Le Corps municipal a reçu, à une heure après midi, une lettre de M. le Président de l'Assemblée nationale, relative aux événements de ce jour, et aux mesures que la municipalité doit prendre dans cette conjoncture: il a été arrêté que M. le Maire répondrait à M. le Président 'pour lui rendre compte de ce qui a été fait de l'arrêté qui a été pris et de la nomination des Commissaires envoyés au Gros-Caillou, et même qu'il serait adressé à M. le Président expédition de l'arrêté pris à ce sujet.'

Il a été en outre arrêté 'qu'il serait adressé à M. le Président de l'Assemblée nationale copie de la lettre que viennent d'écrire MM. les Commissaires députés au Gros-Caillou, par laquelle ils confirment la nouvelle du meurtre des deux particuliers dans le quartier du Gros-Caillou.'

Le Corps municipal avait déjà reçu de la part des Commissaires envoyés dans le quartier de la Bastille, la déclaration que tout était tranquille; qu'il n'y avait dans cette partie de la capitale aucun rassemblement, et qu'il ne semblait pas que la municipalité dût avoir de plus longues inquiétudes sur les mouvements dont on avait été menacé.

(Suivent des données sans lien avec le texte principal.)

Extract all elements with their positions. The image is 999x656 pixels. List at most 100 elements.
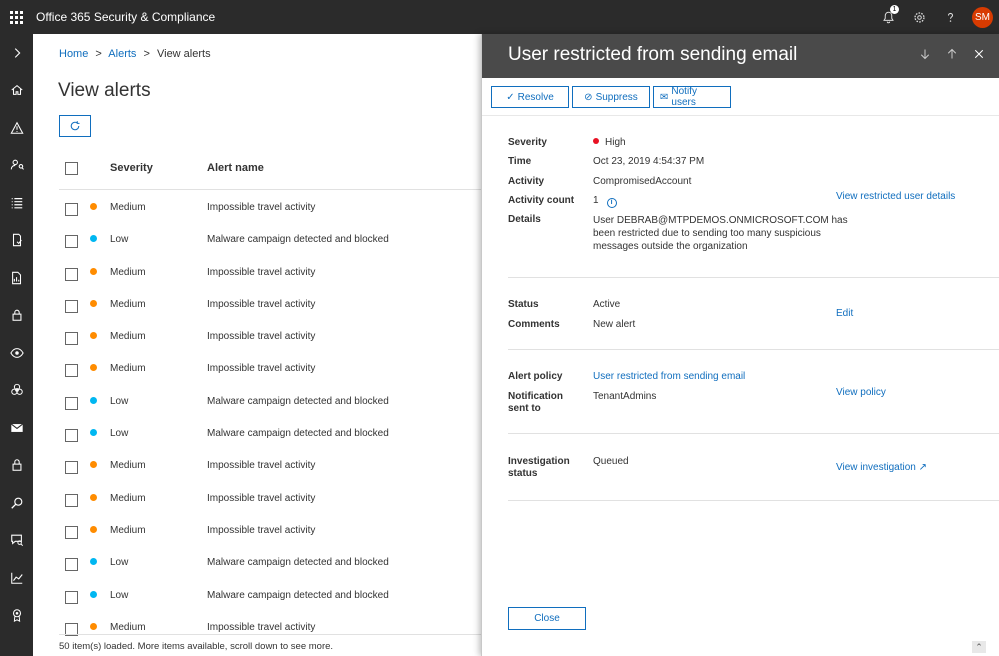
table-row[interactable]: Low Malware campaign detected and blocked: [59, 579, 481, 611]
page-title: View alerts: [58, 80, 151, 101]
mail-icon[interactable]: [0, 409, 33, 447]
suppress-button[interactable]: ⊘ Suppress: [572, 86, 650, 108]
left-nav: [0, 34, 33, 656]
row-alert-name[interactable]: Impossible travel activity: [207, 363, 315, 374]
chart-icon[interactable]: [0, 559, 33, 597]
breadcrumb-home-link[interactable]: Home: [59, 48, 88, 60]
table-row[interactable]: Medium Impossible travel activity: [59, 288, 481, 320]
row-checkbox[interactable]: [65, 332, 78, 346]
row-checkbox[interactable]: [65, 558, 78, 572]
panel-action-bar: ✓ Resolve ⊘ Suppress ✉ Notify users: [491, 86, 731, 108]
activity-count-number: 1: [593, 195, 599, 206]
alert-icon[interactable]: [0, 109, 33, 147]
row-checkbox[interactable]: [65, 267, 78, 281]
row-checkbox[interactable]: [65, 493, 78, 507]
table-row[interactable]: Medium Impossible travel activity: [59, 256, 481, 288]
mobile-policy-icon[interactable]: [0, 222, 33, 260]
row-checkbox[interactable]: [65, 429, 78, 443]
row-alert-name[interactable]: Impossible travel activity: [207, 460, 315, 471]
severity-dot-icon: [90, 622, 97, 630]
row-checkbox[interactable]: [65, 235, 78, 249]
table-row[interactable]: Medium Impossible travel activity: [59, 191, 481, 223]
select-all-checkbox[interactable]: [65, 162, 78, 175]
table-row[interactable]: Low Malware campaign detected and blocked: [59, 546, 481, 578]
row-alert-name[interactable]: Impossible travel activity: [207, 493, 315, 504]
table-row[interactable]: Medium Impossible travel activity: [59, 449, 481, 481]
table-row[interactable]: Low Malware campaign detected and blocked: [59, 417, 481, 449]
details-label: Details: [508, 214, 541, 225]
view-restricted-user-details-link[interactable]: View restricted user details: [836, 191, 955, 202]
report-doc-icon[interactable]: [0, 259, 33, 297]
activity-count-value: 1i: [593, 195, 617, 208]
row-alert-name[interactable]: Malware campaign detected and blocked: [207, 557, 389, 568]
row-alert-name[interactable]: Malware campaign detected and blocked: [207, 428, 389, 439]
table-row[interactable]: Medium Impossible travel activity: [59, 482, 481, 514]
badge-icon[interactable]: [0, 597, 33, 635]
app-title[interactable]: Office 365 Security & Compliance: [36, 10, 215, 24]
row-checkbox[interactable]: [65, 461, 78, 475]
row-checkbox[interactable]: [65, 590, 78, 604]
view-investigation-link[interactable]: View investigation ↗: [836, 462, 927, 473]
list-icon[interactable]: [0, 184, 33, 222]
resolve-button[interactable]: ✓ Resolve: [491, 86, 569, 108]
expand-nav-chevron-right-icon[interactable]: [0, 34, 33, 72]
biohazard-icon[interactable]: [0, 372, 33, 410]
next-alert-arrow-down-icon[interactable]: [911, 44, 938, 64]
view-policy-link[interactable]: View policy: [836, 387, 886, 398]
table-header: Severity Alert name: [59, 154, 481, 190]
row-checkbox[interactable]: [65, 299, 78, 313]
alert-policy-link[interactable]: User restricted from sending email: [593, 371, 745, 382]
details-line: User DEBRAB@MTPDEMOS.ONMICROSOFT.COM has: [593, 215, 848, 226]
home-icon[interactable]: [0, 72, 33, 110]
row-alert-name[interactable]: Impossible travel activity: [207, 299, 315, 310]
info-icon[interactable]: i: [606, 198, 617, 208]
user-avatar[interactable]: SM: [972, 6, 993, 28]
row-checkbox[interactable]: [65, 396, 78, 410]
edit-status-link[interactable]: Edit: [836, 308, 853, 319]
time-label: Time: [508, 156, 532, 167]
table-row[interactable]: Medium Impossible travel activity: [59, 352, 481, 384]
chat-search-icon[interactable]: [0, 522, 33, 560]
settings-gear-icon[interactable]: [904, 0, 935, 34]
row-checkbox[interactable]: [65, 203, 78, 216]
table-row[interactable]: Low Malware campaign detected and blocked: [59, 223, 481, 255]
section-divider: [508, 500, 999, 501]
resolve-label: Resolve: [517, 91, 554, 103]
row-alert-name[interactable]: Impossible travel activity: [207, 331, 315, 342]
previous-alert-arrow-up-icon[interactable]: [938, 44, 965, 64]
app-launcher-icon[interactable]: [0, 0, 32, 34]
envelope-icon: ✉: [660, 91, 669, 103]
row-alert-name[interactable]: Impossible travel activity: [207, 202, 315, 213]
row-checkbox[interactable]: [65, 364, 78, 378]
row-severity: Medium: [110, 621, 146, 633]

Cependant les moments s'écoulaient, l'attention du Corps municipal était toujours fixée sur ce qui se passait au GrosCaillou et au Champ de la Fédération; les courriers se succédaient; les nouvelles devenaient plus inquiétantes; la tranquillité publique recevait à chaque instant de nouvelles atteintes; les citoyens étaient en alarmes; des bruits qui se sont convertis en certitude, annonçaient que la garde nationale avait été insultée; les citoyens armés sur la place et dans la maison commune, partageaient les mêmes inquiétudes; déjà le commandant-général avait fait conduire à l'Hôtel de Ville quatre particuliers qui avaient été arrêtés au Champ de la Fédération et aux environs, pour avoir lancé des pierres sur la garde nationale; l'un des rebelles, interrogé par un administrateur de la police, avait été trouvé saisi d'un pistolet chargé; il est même convenu, dans son interrogatoire, qu'il avait jeté une forte pierre à un officier de la garde nationale à cheval.